Polo was introduced to South Africa by British cavalry regiments garrisoned in the Eastern Cape area of South Africa in the late 19th century. The first recorded tournament took place at King Williamstown in 1885. The British troops had, in turn, learnt the game in India not very long before this.
There is a mistaken impression that polo started with British royalty whereas in fact its origins lie somewhere in Persia or China. The word “polo” comes from the Gugerati word “pulu” meaning “ball” and there are tapestries depicting the sport dating back to the fourth century. The game swept across the Asian continent and it is a well known fact that the cruel Mongol leader, Genghis Khan, took to it with alacrity – even using enemies’ heads as practice balls!

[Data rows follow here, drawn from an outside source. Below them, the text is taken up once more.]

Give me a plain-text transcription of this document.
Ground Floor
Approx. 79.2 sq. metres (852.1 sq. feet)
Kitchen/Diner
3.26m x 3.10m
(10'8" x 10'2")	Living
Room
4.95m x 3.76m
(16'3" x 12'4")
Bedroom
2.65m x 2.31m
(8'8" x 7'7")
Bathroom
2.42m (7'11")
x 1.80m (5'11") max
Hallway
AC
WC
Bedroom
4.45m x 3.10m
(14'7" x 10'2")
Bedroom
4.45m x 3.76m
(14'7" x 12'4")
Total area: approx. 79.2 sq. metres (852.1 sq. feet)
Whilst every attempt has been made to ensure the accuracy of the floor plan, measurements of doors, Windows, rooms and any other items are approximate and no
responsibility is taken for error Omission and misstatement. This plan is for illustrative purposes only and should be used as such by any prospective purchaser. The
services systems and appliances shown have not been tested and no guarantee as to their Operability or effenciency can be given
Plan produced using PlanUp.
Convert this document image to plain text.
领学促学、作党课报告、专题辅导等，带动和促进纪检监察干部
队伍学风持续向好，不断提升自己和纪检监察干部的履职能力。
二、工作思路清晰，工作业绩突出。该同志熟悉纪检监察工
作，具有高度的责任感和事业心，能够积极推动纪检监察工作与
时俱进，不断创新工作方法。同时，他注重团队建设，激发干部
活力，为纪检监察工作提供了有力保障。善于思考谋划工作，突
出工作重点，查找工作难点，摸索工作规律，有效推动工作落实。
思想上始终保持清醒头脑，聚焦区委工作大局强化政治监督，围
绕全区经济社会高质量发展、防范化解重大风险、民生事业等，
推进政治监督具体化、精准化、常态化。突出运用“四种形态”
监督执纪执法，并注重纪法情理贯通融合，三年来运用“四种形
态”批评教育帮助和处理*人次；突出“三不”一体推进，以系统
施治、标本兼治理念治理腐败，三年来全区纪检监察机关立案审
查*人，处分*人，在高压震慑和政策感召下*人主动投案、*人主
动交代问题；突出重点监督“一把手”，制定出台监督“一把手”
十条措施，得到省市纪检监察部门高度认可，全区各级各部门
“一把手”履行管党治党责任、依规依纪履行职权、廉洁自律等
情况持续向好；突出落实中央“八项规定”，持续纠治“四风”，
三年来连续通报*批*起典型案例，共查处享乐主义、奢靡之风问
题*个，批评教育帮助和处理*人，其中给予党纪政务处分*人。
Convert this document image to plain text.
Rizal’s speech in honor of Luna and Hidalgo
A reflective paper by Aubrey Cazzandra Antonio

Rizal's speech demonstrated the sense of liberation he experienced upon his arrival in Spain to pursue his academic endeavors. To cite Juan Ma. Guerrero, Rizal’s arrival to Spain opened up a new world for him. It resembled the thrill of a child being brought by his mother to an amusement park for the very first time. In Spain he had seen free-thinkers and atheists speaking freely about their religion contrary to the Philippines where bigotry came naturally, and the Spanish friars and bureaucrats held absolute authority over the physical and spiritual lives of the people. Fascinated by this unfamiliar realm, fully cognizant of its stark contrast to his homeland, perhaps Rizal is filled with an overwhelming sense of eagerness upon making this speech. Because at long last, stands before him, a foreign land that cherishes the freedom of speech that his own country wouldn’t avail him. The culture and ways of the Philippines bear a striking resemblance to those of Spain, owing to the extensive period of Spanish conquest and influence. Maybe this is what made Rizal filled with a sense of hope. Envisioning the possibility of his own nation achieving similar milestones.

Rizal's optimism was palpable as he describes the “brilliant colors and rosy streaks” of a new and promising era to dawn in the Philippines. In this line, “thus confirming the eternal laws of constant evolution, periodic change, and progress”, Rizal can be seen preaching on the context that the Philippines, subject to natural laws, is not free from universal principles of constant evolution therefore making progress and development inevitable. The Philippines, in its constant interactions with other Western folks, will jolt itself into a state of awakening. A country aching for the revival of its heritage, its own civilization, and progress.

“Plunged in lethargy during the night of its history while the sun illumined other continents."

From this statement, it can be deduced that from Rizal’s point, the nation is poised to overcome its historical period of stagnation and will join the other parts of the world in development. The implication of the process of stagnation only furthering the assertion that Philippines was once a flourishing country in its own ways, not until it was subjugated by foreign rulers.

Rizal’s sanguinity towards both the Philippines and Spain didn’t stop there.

Far from being the exclusive preserve of White westerners, polo is still very popular in India, Pakistan, Brunei and some more remote regions reaching into Nepal (where it is played on elephants). Many African countries, particularly Ghana, Kenya, Nigeria, Zambia and Zimbabwe, play polo and we have annual social tours with many of them. The curtain raisers before each Test include players from the Junior Coaching Clinic where a number of development players learn the game.
The South African Polo Association was formed in 1905 and is the controlling body of polo to which five polo provinces are affiliated – Highveld, East Griqualand, KwaZulu Natal, Free State and the Cape. SAPA is, in turn, affiliated to the Hurlingham Polo Association which is the generally recognised world body of polo. There are about 38 clubs in South Africa and about 400 players.